Società con maggiori debiti
I club calcistici dovrebbero pagare di tasse allo Stato mezzo miliardo di euro. Le big di Serie A dovrebbero versare il seguente pagamento:
Inter 50 milioni
Lazio 40 milioni
Roma 38 milioni
Juventus 30 milioni
Napoli 25 milioni
Fiorentina 15 milioni
Milan 10 milioni
L’ispiratore della norma salva-calcio
Tutto ciò, è avvenuto grazie alla firma del Presidente della Lazio e senatore di Forza Italia, Claudio Lotito, ispiratore della cosiddetta norma salva-calcio. Il provvedimento ha suscitato conflitti e non sono mancate frecciatine, tant’è che Giorgia Meloni a Palazzo Chigi avrebbe suggerito ai suoi di non votarlo. A ritirare il loro appoggio sono stati il ministro dell’Economia, Giancarlo Giorgetti, e il ministro dello Sport, Andrea Abodi. A nulla è servito però tale schieramento, visto che l’emendamento è stato poi approvato dal Bilancio della Camera e quindi inserito nella Legge Finanziaria. Una sconfitta quindi per i due ministri e un dietrofront di Giorgia Meloni.
Norma salva-calcio: le conseguenze
Se è vero che la norma salva-calcio abbia portato beneficio alle società, è anche vero che rappresenta un’arma a doppio taglio. Infatti, i club se dovessero saltare anche una sola rata, perderebbero il giovamento della rateizzazione e andrebbero incontro a gravi sanzioni economiche. Per lo Stato, invece, l’approvazione della norma ha causato un mancato introito immediato per le casse dello Stato di ben 889 milioni di euro, mentre la mora del 3% si tradurrà in un valore di circa 27 milioni di euro a beneficio delle casse erariali.
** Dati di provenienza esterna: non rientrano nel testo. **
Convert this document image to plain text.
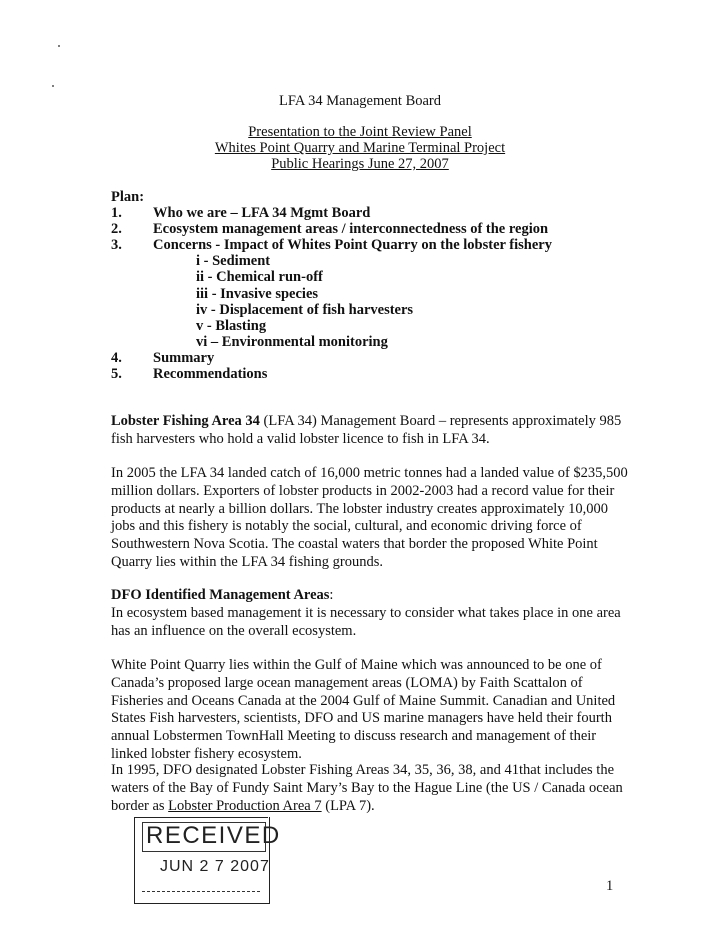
LFA 34 Management Board
Presentation to the Joint Review Panel
Whites Point Quarry and Marine Terminal Project
Public Hearings June 27, 2007
Plan:
1. Who we are – LFA 34 Mgmt Board
2. Ecosystem management areas / interconnectedness of the region
3. Concerns - Impact of Whites Point Quarry on the lobster fishery
i - Sediment
ii - Chemical run-off
iii - Invasive species
iv - Displacement of fish harvesters
v - Blasting
vi – Environmental monitoring
4. Summary
5. Recommendations
Lobster Fishing Area 34 (LFA 34) Management Board – represents approximately 985 fish harvesters who hold a valid lobster licence to fish in LFA 34.
In 2005 the LFA 34 landed catch of 16,000 metric tonnes had a landed value of $235,500 million dollars. Exporters of lobster products in 2002-2003 had a record value for their products at nearly a billion dollars. The lobster industry creates approximately 10,000 jobs and this fishery is notably the social, cultural, and economic driving force of Southwestern Nova Scotia. The coastal waters that border the proposed White Point Quarry lies within the LFA 34 fishing grounds.
DFO Identified Management Areas:
In ecosystem based management it is necessary to consider what takes place in one area has an influence on the overall ecosystem.
White Point Quarry lies within the Gulf of Maine which was announced to be one of Canada’s proposed large ocean management areas (LOMA) by Faith Scattalon of Fisheries and Oceans Canada at the 2004 Gulf of Maine Summit. Canadian and United States Fish harvesters, scientists, DFO and US marine managers have held their fourth annual Lobstermen TownHall Meeting to discuss research and management of their linked lobster fishery ecosystem.
In 1995, DFO designated Lobster Fishing Areas 34, 35, 36, 38, and 41that includes the waters of the Bay of Fundy Saint Mary’s Bay to the Hague Line (the US / Canada ocean border as Lobster Production Area 7 (LPA 7).
RECEIVED
JUN 2 7 2007
1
Una società di Serie A furiosa
L’unica società a non essere contenta di tale norma, è la Fiorentina del presidente Rocco Commisso, che avrebbe già saldato in tempo i proprio debiti di 15 milioni di euro. Infatti, questo è quanto afferma La Nazione: “Il disappunto nella sede viola è accentuato. La Fiorentina ritiene che così facendo non sia garantita la regolarità del campionato. Avrebbe voluto che il termine di domani fosse rimasto definitivo ed avrebbe preteso pene e penalizzazioni per gli insolventi”.
Renzi contro la Meloni
Il senatore, Matteo Renzi, si è scagliato contro la norma salva-calcio e contro il Presidente del Consiglio, Giorgia Meloni. Queste le parole del senatore: “Hanno presentato la riforma della #18App che comporta l’azzeramento dei soldi per il 2023, non c’è un centesimo per #18App. Così recuperano 230 milioni di euro, cancellano i soldi per la cultura e i giovani, e dove li mettono? Li mettono per le società di Serie A, per i presidenti indebitati e spesso incapaci delle società di Serie A. Nel resto del mondo il calcio funziona coi diritti televisivi, con gli investimenti stranieri e con quelli nazionali. Qui anziché regalare emozioni, come abbiamo visto anche con Argentina-Francia. E’ il governo Meloni che regala emendamenti ai presidenti incapaci. Per chiarezza: 230 milioni di euro che erano per i giovani con #18App vengono azzerati, e nello stesso bilancio mettono 890 milioni di euro per i presidenti della Serie A. Io lo trovo uno scandalo, uno schiaffo ai giovani e uno schiaffo alla cultura, nonché una marchetta alla Serie A. E sapete perché molti media non ne parlano? Molti media hanno le società di calcio, quindi non fanno polemica contro questo scandalo del governo Meloni che ha azzerato i soldi per la cultura e li ha dati ai giocatori professionistici, o meglio ai presidenti indebitati”.